Direct, non-oxidative conversion of natural gas to value-added chemicals has been identified as one of the grand challenges of the 21st century. Circumventing indirect and costly reforming steps is highly sought after and solid acids can play an important role in that.\nThe direct conversion of methane to higher hydrocarbons and hydrogen can be catalyzed using “superacids” at < 450 °C. Reported superacid catalysts in solid, liquid, and gas phase included sulfated zirconia (SZ), HF-SbF5, FSO3H-SbF5, and HBr-AlBr3. Liquid and gas phase superacids presented difficulties in separation while the solid ones provided low yields. Here, we report a new class of Br-based solid superacids, AlBrx/H-ZSM-5 (“ABZ-5”, x = 1 or 2). ABZ-5 is based on gas-phase HBr/AlBr3. This solid catalyst is synthesized using a vapor-phase process in which AlBr3 vapor is grafted on to solid H-ZSM-5. This catalyst is characterized using NH3-TPD, XRD, and DRIFTS. The results show that ABZ-5 is significantly more active than SZ and showed methane conversions of ~1% at 300 °C using ABZ-5. Hydrocarbon products observed in the temperature range of 200-400 °C include both C2-C6 hydrocarbons and aromatics.\nIn another approach to methane activation, Mo is doped on solid SZ to create a catalyst similar to Mo/H-ZSM-5, but with a different solid acid for methane dehydroaromatization (DHA). These catalysts were characterized using Raman, XPS, DRIFTS, SEM-EDS, HRTEM, XRD, XANES and other temperature programmed techniques. Raman spectra confirmed the formation of Mo = O and O-Mo-O bonds on the surface of SZ support. DRIFTS confirmed that there was little difference in acid sites when Mo was doped on SZ, except at higher Mo loadings. XPS, XANES, and HRTEM analyses showed that MoO3 is converted to MoOxCy and is further converted to Mo2C as the DHA reaction progresses. Further, these catalysts were evaluated for methane DHA reaction.

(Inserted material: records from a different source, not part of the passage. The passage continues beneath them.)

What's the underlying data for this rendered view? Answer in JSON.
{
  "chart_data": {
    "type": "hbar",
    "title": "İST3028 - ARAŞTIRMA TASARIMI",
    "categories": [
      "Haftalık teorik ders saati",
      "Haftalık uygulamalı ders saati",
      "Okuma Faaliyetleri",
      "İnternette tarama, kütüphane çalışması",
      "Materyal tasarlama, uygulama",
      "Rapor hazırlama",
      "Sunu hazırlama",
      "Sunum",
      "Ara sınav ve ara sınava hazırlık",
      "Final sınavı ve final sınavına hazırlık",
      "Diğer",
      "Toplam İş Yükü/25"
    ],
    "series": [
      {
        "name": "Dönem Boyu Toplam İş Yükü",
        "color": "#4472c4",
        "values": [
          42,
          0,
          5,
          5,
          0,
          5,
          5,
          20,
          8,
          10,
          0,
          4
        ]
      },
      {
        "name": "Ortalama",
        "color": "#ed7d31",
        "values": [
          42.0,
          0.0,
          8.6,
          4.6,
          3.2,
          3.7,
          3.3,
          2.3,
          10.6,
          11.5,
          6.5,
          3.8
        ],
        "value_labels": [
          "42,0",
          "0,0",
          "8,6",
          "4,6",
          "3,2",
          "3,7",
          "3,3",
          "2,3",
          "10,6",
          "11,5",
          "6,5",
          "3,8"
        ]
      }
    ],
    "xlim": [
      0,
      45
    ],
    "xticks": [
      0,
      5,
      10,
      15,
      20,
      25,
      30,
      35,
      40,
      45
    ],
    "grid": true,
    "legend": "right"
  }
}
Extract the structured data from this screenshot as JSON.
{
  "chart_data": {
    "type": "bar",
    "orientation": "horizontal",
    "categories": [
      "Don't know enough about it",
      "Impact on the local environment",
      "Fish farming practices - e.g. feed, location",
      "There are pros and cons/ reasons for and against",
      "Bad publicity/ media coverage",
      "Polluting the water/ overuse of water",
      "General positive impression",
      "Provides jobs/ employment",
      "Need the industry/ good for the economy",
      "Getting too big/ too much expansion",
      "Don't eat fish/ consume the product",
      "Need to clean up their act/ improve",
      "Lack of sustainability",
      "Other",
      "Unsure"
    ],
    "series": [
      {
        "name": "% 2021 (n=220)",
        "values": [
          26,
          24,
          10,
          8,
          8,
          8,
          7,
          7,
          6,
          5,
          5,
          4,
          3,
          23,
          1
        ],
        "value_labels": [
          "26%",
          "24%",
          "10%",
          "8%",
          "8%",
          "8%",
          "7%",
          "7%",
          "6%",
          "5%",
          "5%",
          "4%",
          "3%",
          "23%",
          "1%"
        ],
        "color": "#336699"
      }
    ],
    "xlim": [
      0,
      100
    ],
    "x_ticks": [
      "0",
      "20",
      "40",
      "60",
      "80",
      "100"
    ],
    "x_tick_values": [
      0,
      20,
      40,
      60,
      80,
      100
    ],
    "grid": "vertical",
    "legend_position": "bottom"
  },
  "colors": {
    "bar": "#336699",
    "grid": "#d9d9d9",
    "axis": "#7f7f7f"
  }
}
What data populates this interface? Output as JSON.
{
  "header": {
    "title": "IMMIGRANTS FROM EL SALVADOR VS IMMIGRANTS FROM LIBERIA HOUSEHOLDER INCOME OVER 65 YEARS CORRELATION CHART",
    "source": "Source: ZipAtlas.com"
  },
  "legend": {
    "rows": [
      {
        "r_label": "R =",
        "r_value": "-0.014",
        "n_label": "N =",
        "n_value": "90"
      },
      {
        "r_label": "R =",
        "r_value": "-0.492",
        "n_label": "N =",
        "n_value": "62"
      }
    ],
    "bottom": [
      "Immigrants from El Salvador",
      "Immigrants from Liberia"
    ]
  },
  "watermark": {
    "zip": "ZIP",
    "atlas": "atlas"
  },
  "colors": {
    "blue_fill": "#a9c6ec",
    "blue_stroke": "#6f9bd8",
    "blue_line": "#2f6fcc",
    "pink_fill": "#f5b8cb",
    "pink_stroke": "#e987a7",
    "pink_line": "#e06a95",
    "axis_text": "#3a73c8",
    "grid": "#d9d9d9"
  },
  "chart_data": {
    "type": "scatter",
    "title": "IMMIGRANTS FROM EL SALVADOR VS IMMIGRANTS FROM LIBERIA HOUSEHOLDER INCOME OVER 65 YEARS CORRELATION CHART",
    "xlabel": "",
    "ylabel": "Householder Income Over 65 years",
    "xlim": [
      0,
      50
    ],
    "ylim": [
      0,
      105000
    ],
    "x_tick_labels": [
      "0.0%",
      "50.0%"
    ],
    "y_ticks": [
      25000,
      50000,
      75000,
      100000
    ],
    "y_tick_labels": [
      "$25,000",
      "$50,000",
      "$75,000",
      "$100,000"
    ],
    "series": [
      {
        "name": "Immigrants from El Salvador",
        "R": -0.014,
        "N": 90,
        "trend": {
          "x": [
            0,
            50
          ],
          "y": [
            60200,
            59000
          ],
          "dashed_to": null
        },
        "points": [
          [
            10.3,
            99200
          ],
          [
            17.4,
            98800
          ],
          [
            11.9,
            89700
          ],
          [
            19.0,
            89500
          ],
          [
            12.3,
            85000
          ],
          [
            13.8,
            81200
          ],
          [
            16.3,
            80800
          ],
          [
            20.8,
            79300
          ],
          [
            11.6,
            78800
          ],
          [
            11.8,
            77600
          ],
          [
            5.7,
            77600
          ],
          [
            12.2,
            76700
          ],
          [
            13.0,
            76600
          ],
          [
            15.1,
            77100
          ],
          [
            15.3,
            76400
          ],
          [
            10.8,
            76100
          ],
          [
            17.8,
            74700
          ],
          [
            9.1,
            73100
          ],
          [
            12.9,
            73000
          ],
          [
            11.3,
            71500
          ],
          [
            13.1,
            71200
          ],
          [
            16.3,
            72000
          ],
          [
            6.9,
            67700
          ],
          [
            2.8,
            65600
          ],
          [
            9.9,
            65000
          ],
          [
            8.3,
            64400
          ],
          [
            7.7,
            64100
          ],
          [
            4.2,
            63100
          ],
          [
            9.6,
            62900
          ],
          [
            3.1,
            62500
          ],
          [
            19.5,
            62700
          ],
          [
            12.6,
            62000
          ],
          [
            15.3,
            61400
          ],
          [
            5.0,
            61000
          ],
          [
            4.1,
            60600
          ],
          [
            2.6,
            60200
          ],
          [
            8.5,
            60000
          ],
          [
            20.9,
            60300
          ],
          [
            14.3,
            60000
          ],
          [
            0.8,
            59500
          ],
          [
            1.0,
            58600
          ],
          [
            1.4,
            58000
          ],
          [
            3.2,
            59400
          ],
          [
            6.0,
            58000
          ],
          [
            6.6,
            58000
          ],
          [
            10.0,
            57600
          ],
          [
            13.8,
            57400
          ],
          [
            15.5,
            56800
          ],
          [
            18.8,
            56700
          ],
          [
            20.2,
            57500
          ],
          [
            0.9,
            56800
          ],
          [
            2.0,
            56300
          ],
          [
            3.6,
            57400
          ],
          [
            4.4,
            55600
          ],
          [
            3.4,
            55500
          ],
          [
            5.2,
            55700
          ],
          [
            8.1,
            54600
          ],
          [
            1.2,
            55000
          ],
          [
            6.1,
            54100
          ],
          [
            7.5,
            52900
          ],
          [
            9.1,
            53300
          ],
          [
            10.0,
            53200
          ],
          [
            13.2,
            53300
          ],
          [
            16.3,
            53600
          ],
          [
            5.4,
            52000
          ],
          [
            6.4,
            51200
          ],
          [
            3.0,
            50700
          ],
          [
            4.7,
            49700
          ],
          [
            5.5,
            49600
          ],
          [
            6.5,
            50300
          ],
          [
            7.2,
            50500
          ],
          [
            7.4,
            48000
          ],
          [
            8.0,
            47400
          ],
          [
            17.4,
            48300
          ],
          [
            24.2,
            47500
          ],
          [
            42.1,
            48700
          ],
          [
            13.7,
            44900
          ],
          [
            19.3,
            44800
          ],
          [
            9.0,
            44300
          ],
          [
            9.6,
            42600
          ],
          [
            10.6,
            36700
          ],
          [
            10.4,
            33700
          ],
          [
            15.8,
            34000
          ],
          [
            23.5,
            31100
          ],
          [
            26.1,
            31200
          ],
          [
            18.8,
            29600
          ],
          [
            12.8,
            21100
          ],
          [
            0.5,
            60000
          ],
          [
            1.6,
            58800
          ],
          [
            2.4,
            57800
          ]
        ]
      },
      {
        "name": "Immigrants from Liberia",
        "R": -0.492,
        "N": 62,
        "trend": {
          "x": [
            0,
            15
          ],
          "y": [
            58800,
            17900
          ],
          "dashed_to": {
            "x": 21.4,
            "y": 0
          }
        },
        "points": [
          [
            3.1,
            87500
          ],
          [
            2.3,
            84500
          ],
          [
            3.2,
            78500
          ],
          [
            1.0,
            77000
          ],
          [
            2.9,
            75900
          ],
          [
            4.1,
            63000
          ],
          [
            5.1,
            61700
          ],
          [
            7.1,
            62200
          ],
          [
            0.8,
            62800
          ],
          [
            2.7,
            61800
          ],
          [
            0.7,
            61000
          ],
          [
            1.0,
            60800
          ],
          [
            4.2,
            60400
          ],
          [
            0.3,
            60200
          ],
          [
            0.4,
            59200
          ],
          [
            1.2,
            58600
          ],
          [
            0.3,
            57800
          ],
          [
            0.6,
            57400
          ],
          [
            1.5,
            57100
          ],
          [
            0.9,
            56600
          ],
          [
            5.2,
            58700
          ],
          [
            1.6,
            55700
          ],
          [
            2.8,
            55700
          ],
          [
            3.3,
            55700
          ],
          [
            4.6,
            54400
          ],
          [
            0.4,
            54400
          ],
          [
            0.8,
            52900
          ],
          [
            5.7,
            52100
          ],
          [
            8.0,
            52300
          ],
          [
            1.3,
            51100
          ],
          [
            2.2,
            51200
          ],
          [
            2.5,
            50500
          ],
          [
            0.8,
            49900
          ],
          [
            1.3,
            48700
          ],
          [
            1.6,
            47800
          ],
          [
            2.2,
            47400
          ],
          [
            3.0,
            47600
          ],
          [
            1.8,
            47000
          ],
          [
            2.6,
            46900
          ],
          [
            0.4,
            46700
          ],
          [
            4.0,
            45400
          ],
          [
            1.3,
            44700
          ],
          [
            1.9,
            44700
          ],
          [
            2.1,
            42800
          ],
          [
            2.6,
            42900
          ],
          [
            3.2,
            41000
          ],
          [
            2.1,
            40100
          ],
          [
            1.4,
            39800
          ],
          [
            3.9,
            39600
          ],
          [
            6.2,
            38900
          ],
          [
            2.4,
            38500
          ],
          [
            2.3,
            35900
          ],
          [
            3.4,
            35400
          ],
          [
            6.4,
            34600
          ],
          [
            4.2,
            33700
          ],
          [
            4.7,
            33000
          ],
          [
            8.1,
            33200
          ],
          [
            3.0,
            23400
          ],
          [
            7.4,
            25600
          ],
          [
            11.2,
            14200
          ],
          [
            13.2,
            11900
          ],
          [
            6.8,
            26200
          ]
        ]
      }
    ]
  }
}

All of these catalysts showed methane conversions of 5-20 % at temperatures of 600-700 °C. In each case, the catalysts deactivated steadily, attributable to strong coking on the surface, as confirmed with TPO. A comparison with literature showed that Mo/SZ has comparable activity to Mo/H-ZSM-5 at around 650-675 °C temperature range.